Custom Goods Marketplace Makeably Rebrands As “Hatch,” Now Updates Pricing As You Go

Makeably , the New York-based, custom-made goods marketplace that closed on seed funding from Great Oaks, 500 Startups and others earlier this year is now relaunching under a new, easier-to-remember name: Hatch. Alongside the rebranding, the company has also evolved the process by which consumers tweak and "remix" the products offered for sale.
hatch

Makeably, the New York-based, custom-made goods marketplace that closed on seed funding from Great Oaks, 500 Startups and others earlier this year is now relaunching under a new, easier-to-remember name: Hatch. Alongside the rebranding, the company has also evolved the process by which consumers tweak and “remix” the products offered for sale.

The site, founded by ex-Googlers Ryan Hayward and Anastasia Leng, is similar to CustomMade in that it’s an attempt to connect everyday shoppers with artisans capable of producing custom goods.

But this summer, Hatch (then Makeably), made a slight shift to differentiate itself somewhat from its competitors. Leng explained that the majority of shoppers looking for custom items weren’t reaching out to artisans with detailed requests sprung out of their own minds, but were rather “remixing” existing products with small change requests. Around 90 percent were asking for minor adjustments – like changing the base material used in a product. For example, they might request a necklace in gold instead of silver. They may have also asked for slight changes to designs or sizes, among other things.

To encourage this culture of remixing, the company changed the site to better support user behavior. In a newly added side panel, customers were told to “Make it Yours” and could fill in a form where they selected the changes they wanted to request.

Today, Leng tells us Hatch is evolving things yet again. “Based on what we’ve learned from our buyers and makers, we’ve moved the customization process directly into the photograph,” she says. Users can now interact with hotspots over a product in order to make better decisions about how to modify it, and they’re presented with visuals about what some of their inputs would look like after doing so.

At present, users can select options from visual cues the makers themselves provide (like color or type of wood), they can choose from a drop down menu of options for things that don’t require visual cues (like size), or they can describe what they’d like (e.g. a message they’d like engraved), Leng explains.

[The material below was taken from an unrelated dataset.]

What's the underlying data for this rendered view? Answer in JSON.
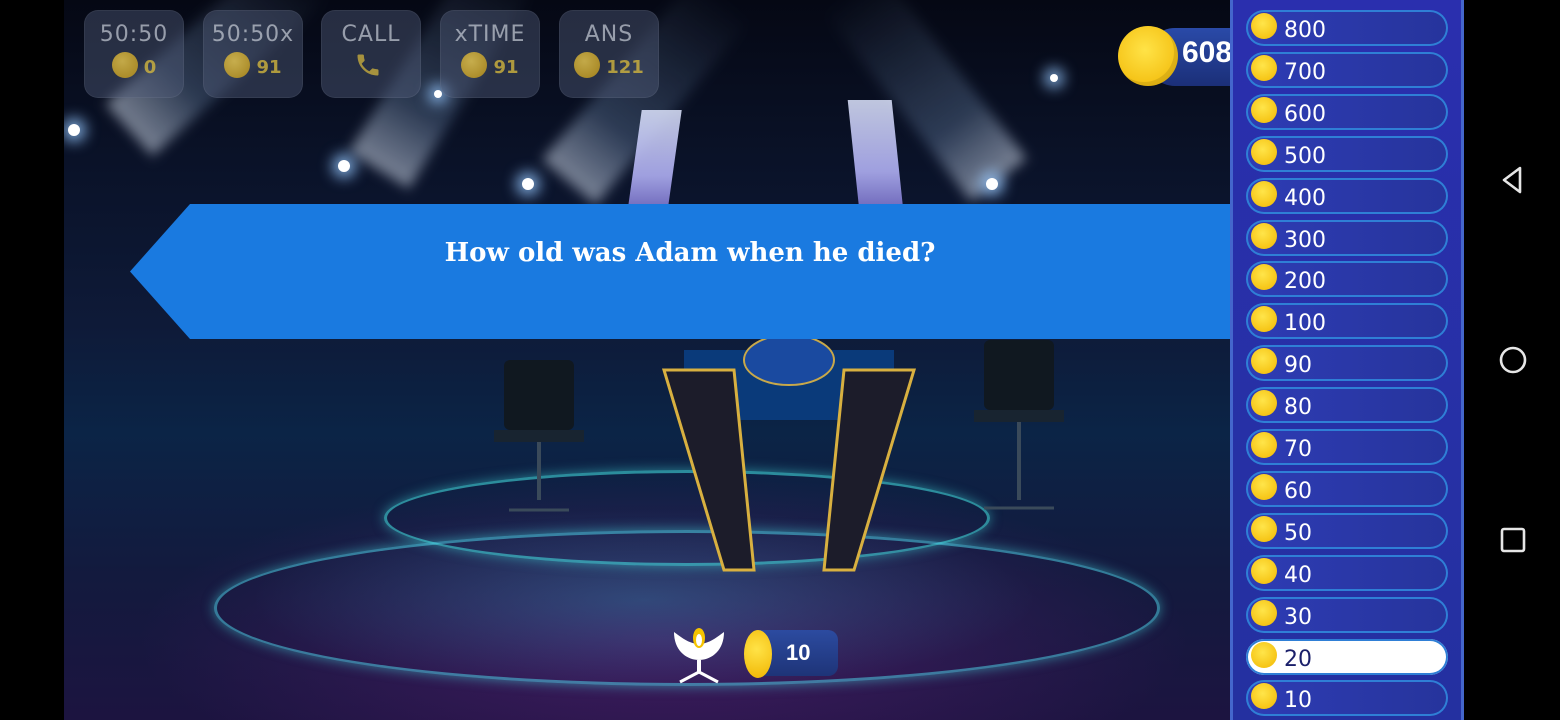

Soon, they’ll be able to drag their own hotspot over a product to better communicate to a maker what they’d like to personalize, too.

To do customization right, Leng thinks Hatch should make it easier for customers to understand what they can change, see what the change looks like, and immediately see the final pricing. “These are the principles that make your experience with a service like Moo, NikeID or event CustomInk a great one. But it’s not obvious how you visualize customization when you’re dealing with products that are made by a large number of individual artisans and makers around the world, as well as products that have never been created in the exact variation you want (but which easily could be),” she says.

In early tests, the company found user feedback about the new process to be positive. “We kept hearing users describe their behavior as not one of buying, but that of designing and creating,” says Leng. (You can try it here with customizing these 3D letters or these wooden coasters.)

Today, Hatch offers 1,500 live products on its site, on average around two to three per maker, and the average price point has stabilized at $112, which Leng also notes is six times higher than Etsy’s. Eighty-five percent of makers have had at least one inquiry, 40 percent have made one sale or more, and 60 percent are full-time makers not hobbyists.

Meanwhile, on the buyers’ side, 30 percent are repeats, and 98 percent of those make their second purchases from a different category than their first. Since May, Hatch has grown 30 percent month-over-month in new makers and products, and has doubled its user base. The company doesn’t disclose users or revenue, but says that all orders today have come through organic search or referral traffic.

And now that the team is comfortable and has made the sell side of the business work, they’re going to focus on building up the demand side in the months ahead.

However, the question here is whether the maker movement and the market for those in search of custom goods online is large enough today to keep sites like Hatch afloat for as long as it would need to see this thing through. It’s also interesting that they compare themselves to Etsy, a much larger maker marketplace which recently went through growing pains of its own, despite achieving profitability back in 2009. Hatch may have successfully market-tested how custom goods sales can work online, but there’s nothing stopping a larger player from implementing similar technology of their own (or even acquiring Hatch if the startup runs out of runway, perhaps).

In other news, Hatch was previously working out of a maker co-working space in Brooklyn called 3rd Ward, which shut down earlier this month, after giving Hatch less than a week to find a new home. They’ve now put an offer down on a space in Chelsea, which would bring them into Manhattan.